A Simple Delaunay triangulation and Voronoi diagram constructor in 2D. Written by Jose M. Espadero

Just pretend to be a simple and didactic implementation of the Bowyer-Watson algorithm to compute the Delaunay triangulation and the Voronoi diagram of a set o 2D points.

It is written in pure python + numpy (tested with python2.7 and python3). A test example is provided showing how to call and plot the results using matplotlib.

It support the robust inCircle2D predicate from Jonathan Richard Shewchuk, but it is disabled by default due to perfomance penalties, so do not expect to work on degenerate set of points. If you really need to compute triangulation on big or degenerate set of points, try scipy.spatial.Delaunay instead.

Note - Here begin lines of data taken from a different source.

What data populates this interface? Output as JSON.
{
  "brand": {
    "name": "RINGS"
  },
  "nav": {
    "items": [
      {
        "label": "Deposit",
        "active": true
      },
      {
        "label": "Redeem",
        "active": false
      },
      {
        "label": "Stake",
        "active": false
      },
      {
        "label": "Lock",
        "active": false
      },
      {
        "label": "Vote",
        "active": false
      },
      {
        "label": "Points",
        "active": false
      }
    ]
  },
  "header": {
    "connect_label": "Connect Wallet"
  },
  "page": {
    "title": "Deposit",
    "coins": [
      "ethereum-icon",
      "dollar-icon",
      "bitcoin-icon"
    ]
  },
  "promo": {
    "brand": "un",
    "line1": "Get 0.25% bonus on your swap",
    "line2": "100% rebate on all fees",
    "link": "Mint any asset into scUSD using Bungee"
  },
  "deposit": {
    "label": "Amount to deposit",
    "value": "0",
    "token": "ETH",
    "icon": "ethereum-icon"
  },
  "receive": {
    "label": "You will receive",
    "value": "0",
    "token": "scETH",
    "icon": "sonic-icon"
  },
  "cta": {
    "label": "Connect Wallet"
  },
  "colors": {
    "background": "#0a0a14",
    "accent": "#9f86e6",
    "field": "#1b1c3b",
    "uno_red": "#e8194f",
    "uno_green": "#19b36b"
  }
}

How can I use it in my projects?

Here is a minimal example of building a triangulation and dump the result to console.

import numpy as np
from delaunay2D import Delaunay2D

# Create a random set of points
seeds = np.random.random((10, 2))

# Create Delaunay Triangulation and insert points one by one
dt = Delaunay2D()
for s in seeds:
    dt.addPoint(s)

# Dump points and triangles to console
print("Input points:\n", seeds)
print ("Delaunay triangles:\n", dt.exportTriangles())

There is some improvements we can do to that example. For example, it is recommended to compute center and radius of the circle that contains our set of points, to build a initial frame taylored for our data.

import numpy as np
from delaunay2D import Delaunay2D

# Create a random set of points
seeds = np.random.random((10, 2))

# Compute center and radius of our input set of points 
center = np.mean(seeds, axis=0)
radius = np.max(np.linalg.norm((seeds - center), axis=1))

# Build a taylored frame for our input points
dt = Delaunay2D(center, 2 * radius)

# Sometimes, it is useful to insert seeds sorted by X-coordinate    
perm = sorted(range(len(seeds)), key=lambda i: seeds[i][0])
for i in perm:
    dt.addPoint(seeds[i])

# Dump points and triangles to console
print("Input points:\n", seeds)
print ("Delaunay triangles:\n", dt.exportTriangles())

Is it fast?

No, it isn't fast. This code has been written to remain simple, easy to read by beginners and with minimal dependencies needed. There is a section in addPoint() method that performs specially bad if you have a big set of input points:

    # Search the triangle(s) whose circumcircle contains p 
    for T in self.triangles:
        if self.inCircle(T, p):
            bad_triangles.append(T)

Here, we absolutely should avoid iterating over the complete list of triangles. Best way is to use a structure that allows a spatial search (as a QuadTree). Then, continue the search over the neighbours of the initial search.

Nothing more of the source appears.